Una campagna di ricorsi per introdurre la fecondazione eterologa in Italia. "Ci prepariamo, insieme Cittadinanza Attiva Toscana, ad aprire un'altra fondamentale battaglia di civilta' per cancellare il divieto sulla donazione di gameti". Lo annuncia in una nota Francesco Gerardi, presidente dell'associazione Hera di Catania, dopo la sentenza del 1 aprile della Corte di Strasburgo, secondo la quale le legislazioni nazionali che vietano la fecondazione eterologa, con la donazione di ovuli e sperma, violano l'articolo 8 della Convenzione europea sui diritti dell'uomo.
"Siamo pronti- dice Gerardi - ad avviare una campagna di ricorsi giudiziari, la stessa strada che abbiamo percorso per cambiare la legge 40 sulla fecondazione assistita nelle parti che vietavano la diagnosi genetica di preimpianto e obbligavano all'impianto contemporaneo di tre embrioni a prescindere dalle condizioni cliniche del singolo caso". Il pronunciamento della Corte di Strasburgo - prosegue la nota - sanziona la legge austriaca sulla Procreazione medicalmente assistita, che non consente la fecondazione eterologa.
Una situazione identica a quella della legislazione italiana, dove l'articolo 4 della legge 40 del 2004 vieta in modo assoluto e senza spazi d'interpretazione la possibilita' per le coppie di poter ricevere la donazione di un gamete.

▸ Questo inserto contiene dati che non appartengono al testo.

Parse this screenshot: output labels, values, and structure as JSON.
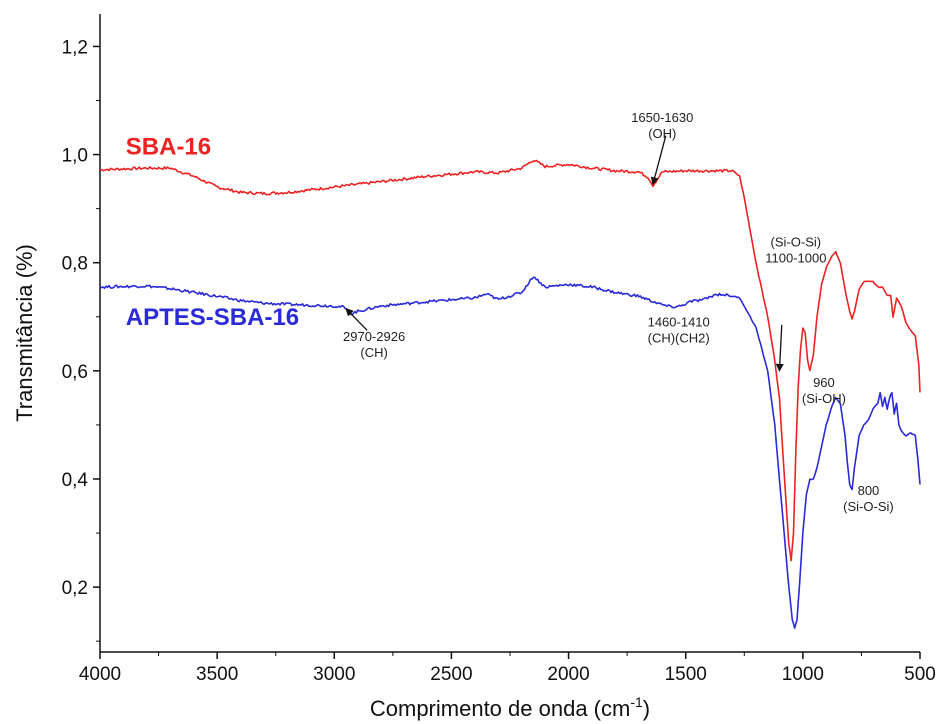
{
  "chart_data": {
    "type": "line",
    "xlabel": "Comprimento de onda (cm",
    "xlabel_sup": "-1",
    "xlabel_close": ")",
    "ylabel": "Transmitância (%)",
    "xlim": [
      4000,
      500
    ],
    "ylim": [
      0.08,
      1.26
    ],
    "x_reversed": true,
    "grid": false,
    "x_ticks": [
      4000,
      3500,
      3000,
      2500,
      2000,
      1500,
      1000,
      500
    ],
    "x_tick_labels": [
      "4000",
      "3500",
      "3000",
      "2500",
      "2000",
      "1500",
      "1000",
      "500"
    ],
    "y_ticks": [
      0.2,
      0.4,
      0.6,
      0.8,
      1.0,
      1.2
    ],
    "y_tick_labels": [
      "0,2",
      "0,4",
      "0,6",
      "0,8",
      "1,0",
      "1,2"
    ],
    "series": [
      {
        "name": "SBA-16",
        "color": "#ee2222",
        "points": [
          [
            4000,
            0.972
          ],
          [
            3800,
            0.975
          ],
          [
            3700,
            0.975
          ],
          [
            3600,
            0.96
          ],
          [
            3500,
            0.94
          ],
          [
            3400,
            0.93
          ],
          [
            3300,
            0.928
          ],
          [
            3200,
            0.93
          ],
          [
            3000,
            0.94
          ],
          [
            2800,
            0.95
          ],
          [
            2600,
            0.96
          ],
          [
            2400,
            0.968
          ],
          [
            2300,
            0.966
          ],
          [
            2200,
            0.975
          ],
          [
            2150,
            0.99
          ],
          [
            2100,
            0.978
          ],
          [
            2000,
            0.982
          ],
          [
            1900,
            0.975
          ],
          [
            1800,
            0.97
          ],
          [
            1700,
            0.968
          ],
          [
            1660,
            0.958
          ],
          [
            1640,
            0.943
          ],
          [
            1620,
            0.955
          ],
          [
            1600,
            0.968
          ],
          [
            1500,
            0.97
          ],
          [
            1400,
            0.97
          ],
          [
            1300,
            0.97
          ],
          [
            1270,
            0.96
          ],
          [
            1250,
            0.92
          ],
          [
            1200,
            0.8
          ],
          [
            1150,
            0.7
          ],
          [
            1120,
            0.62
          ],
          [
            1100,
            0.55
          ],
          [
            1090,
            0.48
          ],
          [
            1075,
            0.38
          ],
          [
            1060,
            0.28
          ],
          [
            1050,
            0.25
          ],
          [
            1040,
            0.3
          ],
          [
            1030,
            0.45
          ],
          [
            1020,
            0.57
          ],
          [
            1010,
            0.64
          ],
          [
            1000,
            0.68
          ],
          [
            990,
            0.67
          ],
          [
            980,
            0.62
          ],
          [
            970,
            0.6
          ],
          [
            955,
            0.63
          ],
          [
            940,
            0.7
          ],
          [
            920,
            0.76
          ],
          [
            900,
            0.79
          ],
          [
            880,
            0.81
          ],
          [
            860,
            0.82
          ],
          [
            840,
            0.8
          ],
          [
            820,
            0.75
          ],
          [
            800,
            0.71
          ],
          [
            790,
            0.695
          ],
          [
            780,
            0.71
          ],
          [
            760,
            0.75
          ],
          [
            740,
            0.765
          ],
          [
            700,
            0.765
          ],
          [
            680,
            0.755
          ],
          [
            660,
            0.755
          ],
          [
            640,
            0.74
          ],
          [
            625,
            0.74
          ],
          [
            615,
            0.7
          ],
          [
            600,
            0.735
          ],
          [
            580,
            0.72
          ],
          [
            560,
            0.69
          ],
          [
            540,
            0.675
          ],
          [
            520,
            0.665
          ],
          [
            505,
            0.61
          ],
          [
            500,
            0.56
          ]
        ]
      },
      {
        "name": "APTES-SBA-16",
        "color": "#2a2ad8",
        "points": [
          [
            4000,
            0.755
          ],
          [
            3800,
            0.757
          ],
          [
            3700,
            0.752
          ],
          [
            3600,
            0.745
          ],
          [
            3500,
            0.738
          ],
          [
            3400,
            0.73
          ],
          [
            3300,
            0.725
          ],
          [
            3200,
            0.723
          ],
          [
            3000,
            0.72
          ],
          [
            2960,
            0.718
          ],
          [
            2930,
            0.705
          ],
          [
            2900,
            0.71
          ],
          [
            2800,
            0.72
          ],
          [
            2600,
            0.728
          ],
          [
            2400,
            0.735
          ],
          [
            2350,
            0.742
          ],
          [
            2300,
            0.732
          ],
          [
            2200,
            0.745
          ],
          [
            2150,
            0.775
          ],
          [
            2100,
            0.755
          ],
          [
            2000,
            0.76
          ],
          [
            1900,
            0.755
          ],
          [
            1800,
            0.745
          ],
          [
            1700,
            0.738
          ],
          [
            1650,
            0.73
          ],
          [
            1600,
            0.722
          ],
          [
            1560,
            0.718
          ],
          [
            1520,
            0.72
          ],
          [
            1480,
            0.728
          ],
          [
            1420,
            0.732
          ],
          [
            1380,
            0.74
          ],
          [
            1350,
            0.742
          ],
          [
            1300,
            0.738
          ],
          [
            1270,
            0.735
          ],
          [
            1250,
            0.72
          ],
          [
            1200,
            0.68
          ],
          [
            1150,
            0.6
          ],
          [
            1120,
            0.5
          ],
          [
            1100,
            0.4
          ],
          [
            1080,
            0.3
          ],
          [
            1060,
            0.2
          ],
          [
            1045,
            0.14
          ],
          [
            1035,
            0.125
          ],
          [
            1025,
            0.14
          ],
          [
            1015,
            0.2
          ],
          [
            1000,
            0.3
          ],
          [
            985,
            0.37
          ],
          [
            970,
            0.4
          ],
          [
            955,
            0.4
          ],
          [
            940,
            0.42
          ],
          [
            920,
            0.46
          ],
          [
            900,
            0.5
          ],
          [
            880,
            0.53
          ],
          [
            860,
            0.55
          ],
          [
            840,
            0.54
          ],
          [
            820,
            0.48
          ],
          [
            810,
            0.43
          ],
          [
            800,
            0.39
          ],
          [
            790,
            0.38
          ],
          [
            780,
            0.42
          ],
          [
            760,
            0.48
          ],
          [
            740,
            0.5
          ],
          [
            720,
            0.51
          ],
          [
            700,
            0.53
          ],
          [
            680,
            0.54
          ],
          [
            670,
            0.56
          ],
          [
            660,
            0.535
          ],
          [
            650,
            0.55
          ],
          [
            640,
            0.53
          ],
          [
            630,
            0.55
          ],
          [
            620,
            0.56
          ],
          [
            610,
            0.52
          ],
          [
            600,
            0.54
          ],
          [
            590,
            0.5
          ],
          [
            580,
            0.49
          ],
          [
            560,
            0.48
          ],
          [
            540,
            0.485
          ],
          [
            520,
            0.48
          ],
          [
            510,
            0.44
          ],
          [
            500,
            0.39
          ]
        ]
      }
    ],
    "series_labels": [
      {
        "text": "SBA-16",
        "color": "#ee2222",
        "x": 3890,
        "y": 1.0
      },
      {
        "text": "APTES-SBA-16",
        "color": "#2a2ad8",
        "x": 3890,
        "y": 0.685
      }
    ],
    "annotations": [
      {
        "line1": "1650-1630",
        "line2": "(OH)",
        "x": 1600,
        "y": 1.06,
        "arrow_to": [
          1640,
          0.945
        ],
        "arrow_from": [
          1585,
          1.035
        ]
      },
      {
        "line1": "(Si-O-Si)",
        "line2": "1100-1000",
        "x": 1030,
        "y": 0.83,
        "arrow_to": [
          1100,
          0.6
        ],
        "arrow_from": [
          1090,
          0.685
        ]
      },
      {
        "line1": "2970-2926",
        "line2": "(CH)",
        "x": 2830,
        "y": 0.655,
        "arrow_to": [
          2950,
          0.715
        ],
        "arrow_from": [
          2860,
          0.675
        ]
      },
      {
        "line1": "1460-1410",
        "line2": "(CH)(CH2)",
        "x": 1530,
        "y": 0.682,
        "arrow_to": null,
        "arrow_from": null
      },
      {
        "line1": "960",
        "line2": "(Si-OH)",
        "x": 910,
        "y": 0.57,
        "arrow_to": null,
        "arrow_from": null
      },
      {
        "line1": "800",
        "line2": "(Si-O-Si)",
        "x": 720,
        "y": 0.37,
        "arrow_to": null,
        "arrow_from": null
      }
    ]
  }
}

"Una norma, quella contenuta nella legge 40 - evidenzia Antonino Guglielmino, direttore dell'Unita' di Medicina della riproduzione del centro Hera di Catania - che penalizza in maniera gravissima tante coppie che vengono discriminate rispetto all'accesso a pratiche mediche esistenti ed efficaci per risolvere un loro problema riproduttivo. E' ad esempio il caso in cui la donna e' in menopausa precoce, oppure uno dei due componenti la coppia e' sterile a causa di un tumore o di una malattia genetica".
"La sentenza della Corte di Strasburgo - afferma l'avvocato Maria Paola Costantini del collegio di difesa dei pazienti dell'associazione Hera di Catania - e' rilevante perche' invita gli Stati europei ad adottare legislazioni non discriminatorie e a riconoscere il diritto alla vita familiare".
La Corte europea potrebbe cosi' aprire una serie di speranze e di possibilita' anche per i pazienti italiani. "Sulla base dell'art.117 della Costituzione italiana - commenta Marilisa D'Amico, ordinario di Diritto costituzionale all'universita' Statale di Milano e membro del collegio di difesa di Hera - i diritti e la giurisprudenza della Corte dei diritti dell'uomo sono parte dell'ordinamento del nostro paese".
"Ora e' la volta del Parlamento di cambiare la legge 40 su questo punto, oppure saranno ancora una volta le coppie e le loro organizzazioni a inserire elementi di civilta' e di ragionevolezza nel nostro Paese. Cosi' come e' successo sempre per la legge 40 con ricorsi promossi dalle coppie che hanno portato la modifica dell'art.14 mediante l'intervento della Corte Costituzionale".